It's only within the past year or so that I finally understood why I started disliking Halloween celebrations starting around the time of puberty. I think a lot of it has to do with being asexual and transgender (among other things).

Halloween, for those in the United States who are teenagers through adults, is a very sexualized holiday. It's also a holiday during which it's encouraged for people to dress up and to pretend to be something or someone they are not. For an asexual trans* person, pretending to be, or being assumed to be, something or someone you're not is often something that happens every other day of the year as well. For an asexual person, it's pretending to be a sexual person, and for a trans* person, it's pretending to be the gender they were assigned at birth.

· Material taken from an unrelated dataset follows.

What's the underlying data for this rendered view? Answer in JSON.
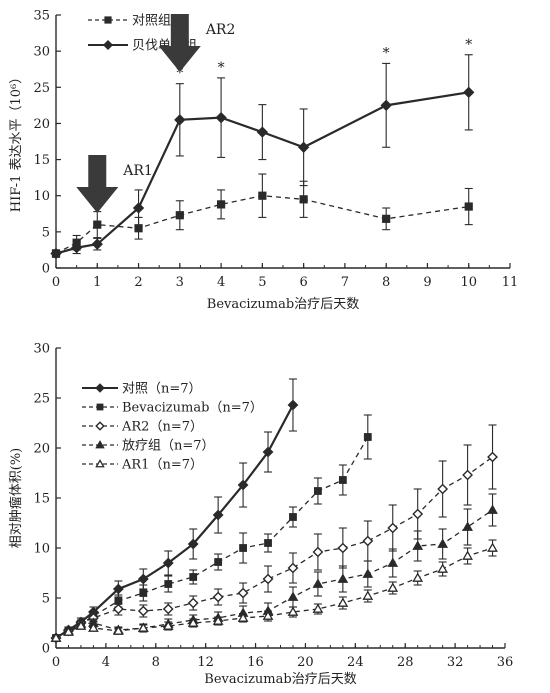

When I try to represent myself as the person I really am, I'm often assumed to be pretending to be someone I'm not, or something that doesn't exist. I can't remember the number of times I've had someone call me "sir" and then decide it's a mistake, and then get mad at me as if I was trying to confuse or deceive them in order to cause them embarrassment. Or the bizarre time when I got lectured on needing to be more assertive when I tried to assure someone that I didn't care, never mind that I really was trying to assert my right not to have a preference for miss/ma'am/sir/hey you. Or the more frequent occurrence of being told I need to be more self confident when I try to assert that I am not seeking a romantic partner. I find myself in the seemingly paradoxical situation of sometimes trying to hide how I am different, and being invisible when I try to show it openly.

Most people have sets of cues stored in their minds that let them know how to categorize people. It's how we recognize what someone is dressed as when they are in costume. It's how we recognize when someone plays that role in real life. Sometimes those cues are helpful, and sometimes they're harmful. They're often part of stereotypes. There's a part of me that wishes that I lived in a world where it would be easy to cue people into the fact that I'm asexual and non-binary trans*, but I realize that in the kind of world in which I live, this could put me in serious danger, and I sure as hell don't want asexual and trans* identities to be exploited for entertainment the way that many racial and ethnic groups get distorted into "costumes."